Memoir is autobiography with the potential for poetic license.
My personal experience of memoir is limited; so much current memoir is churned out by political figures or those in entertainment, and I’m generally not interested in reading about either of those worlds. I’ve read the following, and will change the format of this page as the number of titles grows:
Educated by Tara Westover -this is a page-turner. You’ve probably heard of Tara, who was raised on a remote mountain in Utah by her probably bipolar fundamentalist anti-government father. Fascinating read.
Becoming Eve by Abby Chava Stein – click on the link to see my review of this memoir written by a Rabbi and former ultra-conservative Hasidic Jew who left family and community and is now a transgender woman.
A Million Little Pieces by James Frey – I read this book right after it was published, and in fact hosted the author and his mother at the bookstore I was managing at the time for a book signing. I was disappointed and disillusioned to learn later that part of this “memoir” was, in fact, fiction, and publisher actually recategorized it as party fictionalized. It’s the story of a man’s journey out of addiction and into recovery.

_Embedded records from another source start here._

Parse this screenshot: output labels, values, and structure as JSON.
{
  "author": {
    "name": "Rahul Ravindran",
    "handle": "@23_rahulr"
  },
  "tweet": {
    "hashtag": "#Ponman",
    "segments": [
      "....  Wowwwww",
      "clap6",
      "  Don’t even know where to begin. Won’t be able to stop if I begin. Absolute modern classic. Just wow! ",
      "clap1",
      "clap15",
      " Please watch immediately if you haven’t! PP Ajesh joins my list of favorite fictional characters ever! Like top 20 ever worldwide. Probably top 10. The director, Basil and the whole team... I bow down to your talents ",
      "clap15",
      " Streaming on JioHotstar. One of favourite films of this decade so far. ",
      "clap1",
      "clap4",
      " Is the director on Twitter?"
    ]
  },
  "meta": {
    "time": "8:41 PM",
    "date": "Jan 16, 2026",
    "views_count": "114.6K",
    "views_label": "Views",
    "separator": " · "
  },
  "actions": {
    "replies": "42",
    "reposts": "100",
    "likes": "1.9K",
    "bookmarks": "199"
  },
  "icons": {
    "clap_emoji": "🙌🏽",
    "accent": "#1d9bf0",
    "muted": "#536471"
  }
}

Life and Death in Shanghai is the memoir of Nien Cheng, the wife of a Shell Oil executive and evantually an executive in her own right, who was eventually arrested and held for many years during China’s Cultural Revolution in the 1970s. She endured betrayal at the hands of friends and colleagues and imprisonment with great courage and strength, after which she set down an easily-understood, detailed account of her experience.
Unraveled is co-authored by Laura Cook Boldt and her son Thomas H Boldt; both addicts who are now sober, they chronicle Tom’s journey into and back out of the depths of addiction. I’m lukewarm on this one.